In order to do things with variables, it's likely that we will need **functions** of some sort. These are special words which perform some sort of action, such as calculating an average from a collection of numbers, or the biggest number in that collection, or measuring the numbers of characters in a string, or replacing certain characters.

We've already come across one function: `str`. This function converts a number to a string.

The function `str` is followed by parentheses containing what it needs to work properly: the object you want it to convert.

This is a defining feature of functions: they are always followed by parentheses, and those parentheses contain any *ingredients* that are needed for it to work. Some functions have 1 ingredient, some have 2 or more. A few have none, but they still need the parentheses.

The function `len`, for example, will tell you the length of a string. Here we use it to find out how long our variable is:

In [None]:
len(mynewvariable)

5

Some functions work in different ways with different types of variable. Use `len` with a list, for example, and it will tell you how many *items* are in that list.

The function `sum` will add up all numbers in a list. Below we first create a list variable, and then use the function on it:

In [None]:
mylist = [1,3]
sum(mylist)

4

A list can also refer to variables. Here for example we store the area for a number of countries in appropriately named variables. Then we store those in a *list*. Finally we use `sum` to calculate the total of that list, and print it.

In [None]:
#Is Africa really as big as this: https://twitter.com/simongerman600/status/944535955867881472
africa = 30.37
#Here are the rest based on quick Google searches
usa = 9.834
india = 3.287
china = 9.597
europe = 10.18
mexico = 1.964
japan = 0.377
countrieslist = [usa,india,china,europe,mexico,japan]
print(countrieslist)
allcountries = sum(countrieslist)
print(allcountries)
print(africa<allcountries)

[9.834, 3.287, 9.597, 10.18, 1.964, 0.377]
35.239
True


### Creating your own functions

Earlier I mentioned how if/else tests might be used over and over again, in which case you may want to save it as a user-defined function. These are functions created by you - the user - and they are created with the command `def` like so:

In [None]:
def myagetest(userage):
    if userage > 25:
        print("The user is over 25")
    elif userage <18:
        print("The user is below 18")
    else:
        print("The user is between 18 and 25")

The `def` is short for *define*. It is followed by:

* a *name* for your new function so that it can be used later. (When a function is used we talk about **calling** a function)
* some *parentheses* inside which... 
* you name the ingredients it needs to work. Basically you are creating variables. When someone calls the function and specifies any ingredients in the parentheses, those ingredients are assigned to these variables.
* a *colon* then, indented after that...
* the code that you want to run when the function is *called*

If you've specified any ingedients then chances are the code is going to do something with that variable.

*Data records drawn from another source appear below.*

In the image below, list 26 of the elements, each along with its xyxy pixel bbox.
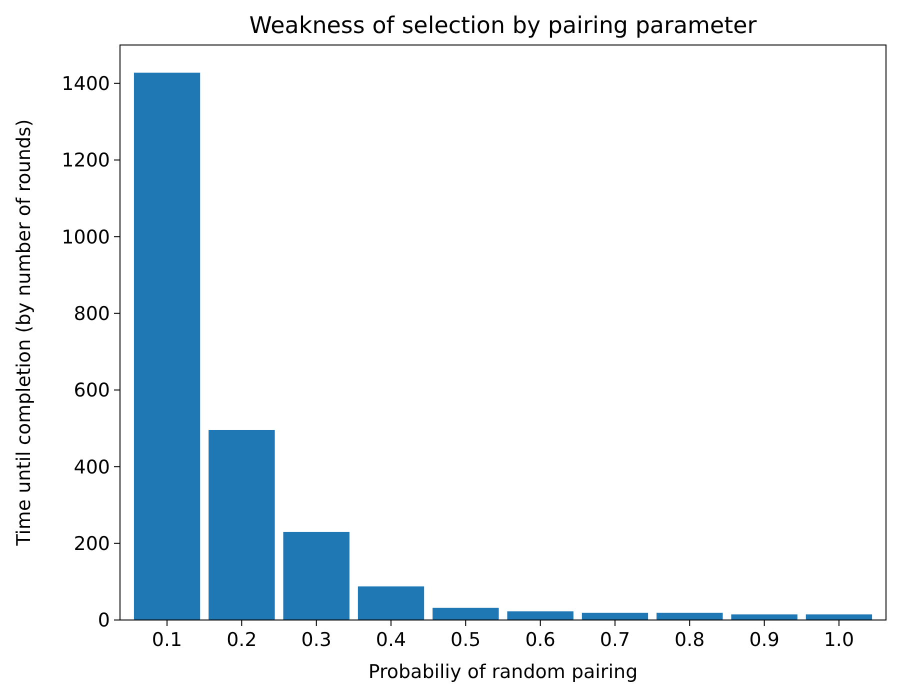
y-tick-label: 1000 [62,226,110,248]
x-tick-label: 0.4 [376,629,406,651]
y-tick-label: 600 [74,380,110,402]
x-tick-label: 0.3 [301,629,332,651]
x-axis-title: Probabiliy of random pairing [368,661,638,683]
y-tick-label: 200 [74,532,110,555]
x-tick-label: 1.0 [824,629,854,651]
y-tick-label: 400 [74,456,110,478]
bar [356,585,426,620]
x-tick-label: 0.1 [152,629,182,651]
bar [208,428,276,620]
bar [432,606,500,620]
x-tick-label: 0.5 [450,629,481,651]
x-tick-label: 0.8 [674,629,705,651]
y-tick-label: 1400 [62,72,110,95]
bar [132,72,202,620]
chart-title: Weakness of selection by pairing parameter [249,13,758,39]
x-tick-label: 0.9 [749,629,780,651]
x-tick-label: 0.7 [600,629,630,651]
x-tick-label: 0.2 [226,629,257,651]
y-tick-label: 0 [98,610,110,632]
y-tick-label: 800 [74,302,110,325]
y-tick-label: 1200 [62,150,110,172]
y-axis-title: Time until completion (by number of rounds) [13,119,35,547]
bar [282,530,350,620]
x-tick-label: 0.6 [525,629,556,651]
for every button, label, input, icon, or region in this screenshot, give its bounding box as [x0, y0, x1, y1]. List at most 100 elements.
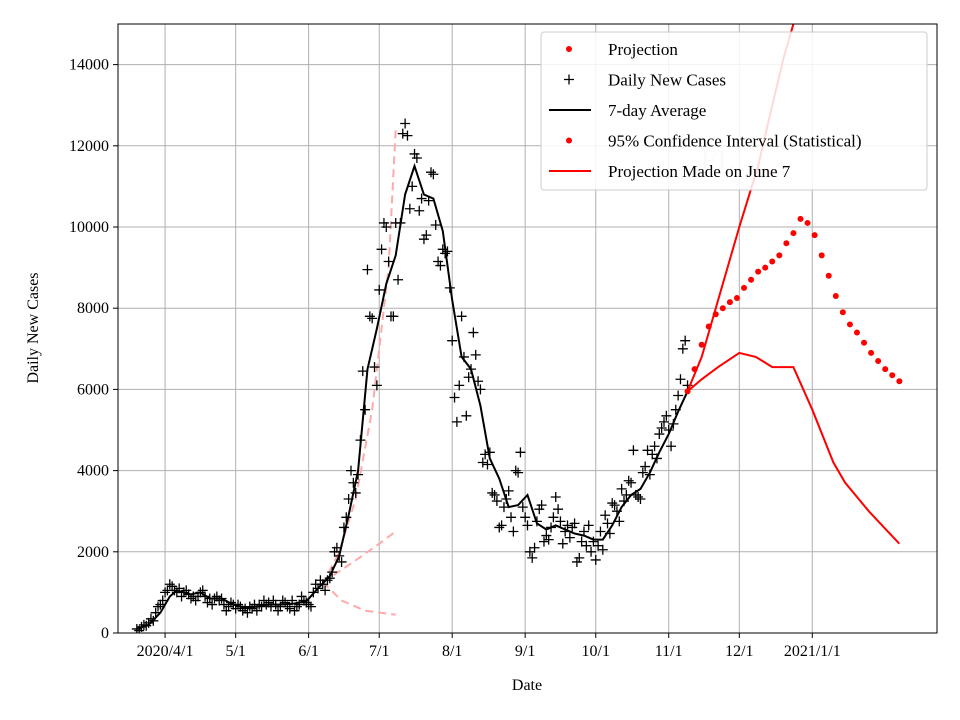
x-tick-label: 9/1	[515, 643, 535, 660]
projection-point	[875, 357, 882, 364]
daily-cases-point	[534, 504, 545, 515]
legend-entry-label: Projection	[608, 40, 678, 59]
daily-cases-point	[157, 595, 168, 606]
daily-cases-point	[628, 445, 639, 456]
daily-cases-point	[284, 603, 295, 614]
legend-dot-marker	[566, 137, 572, 144]
daily-cases-point	[675, 374, 686, 385]
projection-point	[712, 311, 719, 318]
daily-cases-point	[402, 130, 413, 141]
daily-cases-point	[416, 193, 427, 204]
daily-cases-point	[202, 597, 213, 608]
daily-cases-point	[470, 349, 481, 360]
daily-cases-point	[371, 380, 382, 391]
daily-cases-point	[190, 595, 201, 606]
daily-cases-point	[666, 441, 677, 452]
x-tick-label: 7/1	[369, 643, 389, 660]
daily-cases-point	[242, 607, 253, 618]
x-tick-label: 11/1	[655, 643, 683, 660]
daily-cases-point	[477, 457, 488, 468]
daily-cases-point	[600, 510, 611, 521]
daily-cases-point	[305, 601, 316, 612]
projection-june7-line	[686, 351, 901, 545]
daily-cases-point	[581, 540, 592, 551]
daily-cases-point	[378, 217, 389, 228]
x-tick-label: 5/1	[225, 643, 245, 660]
daily-cases-point	[586, 546, 597, 557]
daily-cases-point	[294, 599, 305, 610]
daily-cases-point	[489, 489, 500, 500]
daily-cases-point	[449, 392, 460, 403]
daily-cases-point	[280, 597, 291, 608]
daily-cases-point	[407, 181, 418, 192]
daily-cases-point	[247, 603, 258, 614]
daily-cases-point	[510, 465, 521, 476]
y-tick-label: 12000	[69, 138, 109, 155]
projection-point	[804, 219, 811, 226]
daily-cases-point	[515, 447, 526, 458]
daily-cases-point	[647, 449, 658, 460]
daily-cases-point	[322, 575, 333, 586]
daily-cases-point	[338, 522, 349, 533]
daily-cases-point	[571, 556, 582, 567]
projection-point	[832, 293, 839, 300]
daily-cases-point	[296, 591, 307, 602]
seven-day-average-line	[136, 162, 689, 630]
projection-point	[797, 215, 804, 222]
projection-point	[790, 230, 797, 237]
daily-cases-point	[642, 445, 653, 456]
x-axis-ticks: 2020/4/1 5/1 6/1 7/1 8/1 9/1 10/1 11/1 12/1 2021/…	[137, 633, 841, 660]
x-tick-label: 6/1	[298, 643, 318, 660]
daily-cases-point	[595, 526, 606, 537]
daily-cases-point	[320, 585, 331, 596]
daily-cases-point	[404, 203, 415, 214]
y-axis-label: Daily New Cases	[25, 272, 42, 383]
x-tick-label: 12/1	[725, 643, 753, 660]
projection-point	[783, 240, 790, 247]
daily-cases-point	[369, 362, 380, 373]
daily-cases-point	[543, 534, 554, 545]
daily-cases-point	[376, 244, 387, 255]
daily-cases-point	[538, 536, 549, 547]
daily-cases-point	[649, 441, 660, 452]
daily-cases-point	[381, 222, 392, 232]
daily-cases-point	[576, 536, 587, 547]
daily-cases-point	[541, 530, 552, 541]
daily-cases-point	[513, 467, 524, 478]
projection-point	[719, 305, 726, 312]
daily-cases-point	[614, 516, 625, 527]
daily-cases-point	[640, 461, 651, 472]
daily-cases-point	[426, 167, 437, 178]
daily-cases-point	[329, 546, 340, 557]
y-tick-label: 0	[101, 625, 109, 642]
daily-cases-point	[160, 587, 171, 598]
daily-cases-point	[593, 540, 604, 551]
daily-cases-point	[214, 595, 225, 606]
daily-cases-point	[468, 327, 479, 338]
projection-point	[748, 276, 755, 283]
daily-cases-point	[633, 491, 644, 502]
x-tick-label: 10/1	[582, 643, 610, 660]
daily-cases-point	[506, 512, 517, 523]
daily-cases-point	[367, 313, 378, 324]
daily-cases-point	[435, 260, 446, 271]
daily-cases-point	[597, 544, 608, 555]
daily-cases-point	[567, 522, 578, 533]
daily-cases-point	[656, 422, 667, 433]
daily-cases-point	[680, 335, 691, 346]
daily-cases-point	[677, 343, 688, 354]
projection-point	[846, 321, 853, 328]
daily-cases-point	[583, 520, 594, 531]
daily-cases-point	[557, 538, 568, 549]
daily-cases-point	[263, 597, 274, 608]
daily-cases-point	[607, 498, 618, 509]
daily-cases-point	[517, 502, 528, 513]
daily-cases-point	[562, 520, 573, 531]
legend-entry-label: Daily New Cases	[608, 71, 726, 90]
daily-cases-point	[400, 118, 411, 129]
june7-band-line	[322, 530, 397, 584]
daily-cases-point	[428, 169, 439, 180]
y-tick-label: 4000	[77, 463, 109, 480]
daily-cases-point	[303, 599, 314, 610]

Once you've **defined** a function like this you call it by using its name like so:

In [None]:
myagetest(22)

The user is between 18 and 25


What happens here is worth breaking down a little. 

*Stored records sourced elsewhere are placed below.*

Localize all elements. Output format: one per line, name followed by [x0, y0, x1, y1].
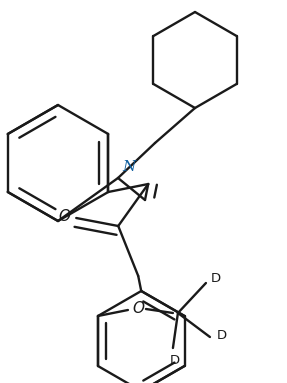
Text: O: O	[58, 208, 70, 224]
Text: O: O	[132, 301, 144, 316]
Text: D: D	[217, 329, 227, 342]
Text: N: N	[122, 160, 135, 174]
Text: D: D	[170, 354, 180, 367]
Text: D: D	[211, 272, 221, 285]
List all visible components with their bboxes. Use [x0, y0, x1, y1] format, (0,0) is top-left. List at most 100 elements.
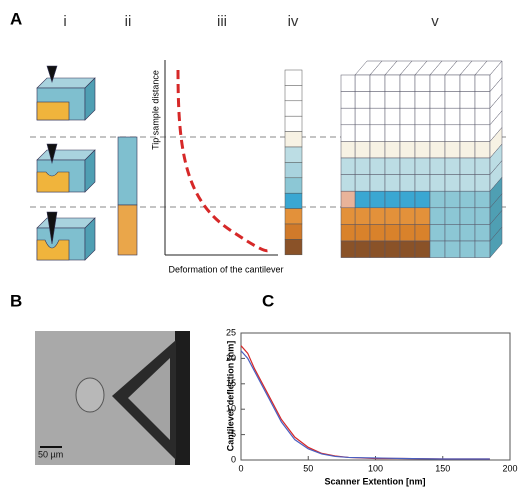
cell [429, 141, 446, 159]
cell [384, 174, 401, 192]
panel-label: A [10, 9, 22, 28]
cell [384, 190, 401, 209]
cell [444, 74, 461, 92]
cell [429, 207, 446, 225]
cell [369, 141, 386, 159]
cell [399, 224, 416, 242]
cell [354, 74, 371, 92]
cell [284, 115, 303, 132]
cell [474, 240, 491, 258]
cell [399, 240, 416, 258]
series-line [240, 350, 490, 460]
cell [414, 240, 431, 258]
cell [429, 107, 446, 126]
cell [429, 91, 446, 109]
cell [444, 240, 461, 258]
cell [414, 107, 431, 126]
cell [459, 91, 476, 109]
cell [459, 224, 476, 242]
column-label: iv [288, 13, 299, 30]
cell [444, 207, 461, 225]
cell [414, 224, 431, 242]
cell [340, 240, 356, 258]
cell [369, 207, 386, 225]
cell [354, 224, 371, 242]
grid-v [340, 60, 503, 259]
cell [384, 224, 401, 242]
cell [284, 239, 303, 256]
cell [444, 91, 461, 109]
cell [340, 107, 356, 126]
cell [429, 190, 446, 209]
column-label: i [63, 13, 66, 30]
cell [414, 124, 431, 142]
cell [384, 91, 401, 109]
cell [384, 141, 401, 159]
cell [459, 190, 476, 209]
cell [399, 157, 416, 175]
column-iv [284, 69, 303, 256]
cell [444, 107, 461, 126]
column-ii [117, 136, 138, 256]
cell [414, 207, 431, 225]
cell [369, 224, 386, 242]
cell [369, 91, 386, 109]
cell [369, 124, 386, 142]
cell [459, 141, 476, 159]
y-tick-label: 25 [226, 327, 236, 337]
cell [340, 190, 356, 209]
cell [444, 190, 461, 209]
cell [459, 174, 476, 192]
cell [340, 174, 356, 192]
x-tick-label: 100 [368, 463, 383, 473]
cell [384, 157, 401, 175]
panel-label: B [10, 291, 22, 310]
cell [474, 174, 491, 192]
cell [369, 157, 386, 175]
x-tick-label: 150 [435, 463, 450, 473]
cell [399, 141, 416, 159]
cell [429, 174, 446, 192]
cell [384, 207, 401, 225]
cell [399, 107, 416, 126]
cell [444, 157, 461, 175]
cell [399, 91, 416, 109]
microscope-image: 50 µm [35, 331, 190, 465]
cell [474, 141, 491, 159]
cell [384, 107, 401, 126]
y-tick-label: 0 [231, 454, 236, 464]
cell [474, 224, 491, 242]
column-label: v [431, 13, 439, 30]
cell [354, 157, 371, 175]
cell [340, 74, 356, 92]
column-label: iii [217, 13, 227, 30]
y-tick-label: 10 [226, 404, 236, 414]
cell [354, 124, 371, 142]
cell [340, 124, 356, 142]
cell [459, 157, 476, 175]
y-tick-label: 15 [226, 378, 236, 388]
column-label: ii [125, 13, 132, 30]
cell [474, 107, 491, 126]
cell [284, 223, 303, 240]
y-tick-label: 20 [226, 353, 236, 363]
cell [384, 124, 401, 142]
cell [459, 124, 476, 142]
cell [414, 141, 431, 159]
cell [284, 100, 303, 117]
scale-bar-label: 50 µm [38, 449, 63, 459]
cell [474, 207, 491, 225]
cell [474, 74, 491, 92]
cell [384, 240, 401, 258]
cell [399, 124, 416, 142]
cell [429, 74, 446, 92]
cell [284, 208, 303, 225]
cell [369, 240, 386, 258]
cell [444, 124, 461, 142]
cell [444, 224, 461, 242]
cell [369, 74, 386, 92]
cell [340, 141, 356, 159]
cell [284, 85, 303, 102]
cell [444, 141, 461, 159]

Firstly, the code looks for a function called `myagetest` - it needs to have been defined *before* this line runs. 

Secondly, it **passes** the value `22` to that function, as an ingredient - an **argument**.

Now we look at the function as we defined it above. In the line `def myagetest(userage):` that ingredient is given the name `userage`. In other words, `22` is stored in a variable called `userage`, which can then be used by the code inside the function. 

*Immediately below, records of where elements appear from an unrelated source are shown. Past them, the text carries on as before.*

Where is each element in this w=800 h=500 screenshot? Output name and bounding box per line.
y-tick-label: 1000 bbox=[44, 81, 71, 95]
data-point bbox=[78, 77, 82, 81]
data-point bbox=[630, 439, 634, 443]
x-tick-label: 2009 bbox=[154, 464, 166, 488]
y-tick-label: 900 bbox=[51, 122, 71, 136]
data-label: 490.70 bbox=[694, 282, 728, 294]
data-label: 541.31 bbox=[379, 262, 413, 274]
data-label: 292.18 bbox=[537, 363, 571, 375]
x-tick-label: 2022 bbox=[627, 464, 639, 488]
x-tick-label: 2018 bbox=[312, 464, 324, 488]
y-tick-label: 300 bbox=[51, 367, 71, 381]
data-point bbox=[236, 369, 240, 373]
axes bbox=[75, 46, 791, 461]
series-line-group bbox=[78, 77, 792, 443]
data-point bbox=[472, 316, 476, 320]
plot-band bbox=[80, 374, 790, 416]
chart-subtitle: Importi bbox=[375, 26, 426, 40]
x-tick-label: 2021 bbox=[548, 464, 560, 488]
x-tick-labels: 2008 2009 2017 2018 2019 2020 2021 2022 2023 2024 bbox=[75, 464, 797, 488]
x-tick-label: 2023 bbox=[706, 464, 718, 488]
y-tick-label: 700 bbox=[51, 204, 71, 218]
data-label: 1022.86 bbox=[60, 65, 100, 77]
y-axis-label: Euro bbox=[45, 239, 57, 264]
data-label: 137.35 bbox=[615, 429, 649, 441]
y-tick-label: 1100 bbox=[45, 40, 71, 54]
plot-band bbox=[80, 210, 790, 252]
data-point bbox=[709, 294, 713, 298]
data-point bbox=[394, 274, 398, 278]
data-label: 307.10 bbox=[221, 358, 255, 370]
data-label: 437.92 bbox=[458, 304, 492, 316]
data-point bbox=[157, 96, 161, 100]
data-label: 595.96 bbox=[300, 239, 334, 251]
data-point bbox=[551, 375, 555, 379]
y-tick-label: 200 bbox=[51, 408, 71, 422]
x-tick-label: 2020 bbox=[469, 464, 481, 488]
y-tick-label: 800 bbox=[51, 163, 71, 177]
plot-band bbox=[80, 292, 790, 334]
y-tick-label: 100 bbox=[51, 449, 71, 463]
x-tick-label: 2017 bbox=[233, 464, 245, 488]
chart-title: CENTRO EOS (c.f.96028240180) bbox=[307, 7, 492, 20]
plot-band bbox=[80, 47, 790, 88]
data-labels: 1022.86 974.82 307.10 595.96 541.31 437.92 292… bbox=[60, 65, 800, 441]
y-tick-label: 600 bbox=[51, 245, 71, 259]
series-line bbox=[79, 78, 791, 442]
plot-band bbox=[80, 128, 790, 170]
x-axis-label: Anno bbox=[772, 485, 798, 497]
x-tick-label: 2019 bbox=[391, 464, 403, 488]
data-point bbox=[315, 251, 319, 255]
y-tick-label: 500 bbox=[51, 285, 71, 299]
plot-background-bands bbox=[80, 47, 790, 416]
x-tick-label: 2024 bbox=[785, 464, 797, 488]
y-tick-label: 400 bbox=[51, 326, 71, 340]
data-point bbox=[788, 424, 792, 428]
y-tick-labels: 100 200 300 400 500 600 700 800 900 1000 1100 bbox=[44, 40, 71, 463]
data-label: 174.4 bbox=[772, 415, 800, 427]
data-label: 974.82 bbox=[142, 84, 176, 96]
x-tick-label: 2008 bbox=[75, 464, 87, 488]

This is what's called a **local variable**. In other words, it only exists within the scope of the function itself. Once the function is finished, the variable no longer exists. 

That variable is then tested by the code that comes next, and the relevant `print` command is executed.

*Note: Python comes with a number of built-in functions, but you can access more functions by importing **libraries**.*

## Saving your code

Try to save your code regularly by pressing CTRL+S or CMD+S. You can also export your notebook by selecting **File > Download .ipynb**. This can then be shared with others on GitHub etc.